2 dakika 20 saniye okuma süresi
Ben senin bildiğin kraliçe arılardan değilim
Makedonya Türklerinin Hunlarla birlikte 4.yüzyıla kadar uzanan bir geçmişi var. Ancak Osmanlı Devleti'nin Karamanoğlu Beyliği'ni tamamen ortadan kaldırmak istemesi ve tüm Karamanlı tebâsını Makedonya'ya doğru bir iskâna zorlaması, başka bir sürgün tarihi yazıyor. Türkçenin kalesi sayılan Karamanoğlu Beyliği'nin tebâsı bugünkü Makedon Türklerinin ta kendisi. Bir belgesel yazısı ciddiyeti içinde değilim, ama arka planı iyi çizmemiz gerekiyor. Neden? Çünkü Bal Ülkesi'nde gördüğümüz ıssızlığın, terk edilmişliğin, kenara itilmişliğin ve bilhassa unutulmamış türkçenin tarihsel bir geçmişi var. Bizim taşra filmlerimize benzemeyen, muhtarı, doktoru, terzisi, polisi olmayan gerçek anlamda mahrumiyet toprakları buralar. Yaşamdan bir kareyi ele alan belgeselcinin ilginç bulduğu konuyu define avcısı gibi vurkaç yaparak filme çekmesi vasatı besledi, izleyiciyle belgesel arasına ruhsuz bir duvar ördü. Bal Ülkesi'nin yönetmenleri Tamara Kotevska ve Ljubomir Stefanov da hikayenin ana kahramanı olan Hatice (Hatidze Muratova) gibi Kuzey Makedonya'dan. Hikayeye odaklanma ve daha önemlisi derinleşebilecek kadar zaman kullanma anlamında bu büyük bir şans. İzlediğim en başarılı belgesellerden birini çekmiş olmaları biraz da bu etkene bağlı olsa gerek.
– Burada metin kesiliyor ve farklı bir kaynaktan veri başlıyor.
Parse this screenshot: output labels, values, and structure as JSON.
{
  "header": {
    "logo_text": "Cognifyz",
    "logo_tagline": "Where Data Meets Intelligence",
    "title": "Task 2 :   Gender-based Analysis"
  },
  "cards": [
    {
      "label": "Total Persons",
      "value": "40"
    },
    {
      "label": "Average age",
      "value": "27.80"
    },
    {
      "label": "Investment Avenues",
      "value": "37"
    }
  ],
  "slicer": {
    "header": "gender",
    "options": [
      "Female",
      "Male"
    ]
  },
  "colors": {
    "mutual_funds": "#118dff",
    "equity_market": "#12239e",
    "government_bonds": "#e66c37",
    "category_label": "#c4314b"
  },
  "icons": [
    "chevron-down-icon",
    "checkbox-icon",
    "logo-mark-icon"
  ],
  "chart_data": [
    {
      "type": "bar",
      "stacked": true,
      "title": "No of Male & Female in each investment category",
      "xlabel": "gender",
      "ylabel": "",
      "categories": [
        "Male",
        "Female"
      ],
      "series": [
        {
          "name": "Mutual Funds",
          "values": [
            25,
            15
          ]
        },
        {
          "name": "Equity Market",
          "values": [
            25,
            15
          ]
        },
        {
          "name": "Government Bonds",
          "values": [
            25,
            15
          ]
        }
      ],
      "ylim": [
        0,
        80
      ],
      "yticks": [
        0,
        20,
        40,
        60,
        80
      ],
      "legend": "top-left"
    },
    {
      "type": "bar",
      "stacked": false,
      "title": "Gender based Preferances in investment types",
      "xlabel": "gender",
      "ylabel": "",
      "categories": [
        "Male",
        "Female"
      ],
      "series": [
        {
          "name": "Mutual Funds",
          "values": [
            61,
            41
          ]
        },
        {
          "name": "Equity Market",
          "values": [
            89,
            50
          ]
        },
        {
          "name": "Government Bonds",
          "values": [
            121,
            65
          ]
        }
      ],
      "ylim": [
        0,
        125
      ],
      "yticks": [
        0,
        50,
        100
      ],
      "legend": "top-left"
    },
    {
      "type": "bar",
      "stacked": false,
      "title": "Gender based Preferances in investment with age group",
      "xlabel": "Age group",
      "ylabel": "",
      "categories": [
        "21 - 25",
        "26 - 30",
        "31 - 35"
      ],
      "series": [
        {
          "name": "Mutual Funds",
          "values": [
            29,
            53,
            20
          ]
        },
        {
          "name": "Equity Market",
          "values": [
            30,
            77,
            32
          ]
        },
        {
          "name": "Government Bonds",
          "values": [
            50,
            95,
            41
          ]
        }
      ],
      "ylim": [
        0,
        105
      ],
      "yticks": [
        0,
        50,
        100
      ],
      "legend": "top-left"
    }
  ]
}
Hatice Kuzey Makedonya'nın sarp kayalıklarının ortasındaki ıssız köyünde bir gözü olmayan; diğeri de neredeyse görmeyen, bir yanına felç inmiş, kulakları zor işiten yaşlı anası Nazife'yle yaşayan orta yaşlı bir kadındır. Tek geçim kaynağı akıl almaz zorluklarla balını aldığı arıların mahsulü. Hatice yılın belli bir döneminde ne kadar şişeleyebildiyse o kadar balı şehre indirip satmaya çalışır, şanslıysa istediği fiyata satar, satamadığını da ucuza kaptırır. Zaten hepi topu iki üç hanenin bulunduğu köyde yardımlaşmanın ve dayanışmanın olmaması, üstüne üstlük kötü komşuluğun mahsüle zarar vermesi bile Hatice'nin çocuk karakterini zedeleyemez.
Bal Ülkesi'ndeki anlatının büyüleyiciliği karakterin çevreyle, doğanın insan karakteriyle, yalnızlığın çocuklukla kurduğu bağla doğrudan alakalı. Filmi bir başyapıt seviyesine eriştiren de bu. Hangi zorluklar içerisinde olursa olsun iyi bir insanın daima çocuk kalacağı vurgusu insanın yüreğine saplanıyor. Duygunun vuruculuğu birkaç sahne sonra mülkiyet kavramının acımasızlığıyla yer değiştirip gerçekçi bir bütünlüğe karışıyor.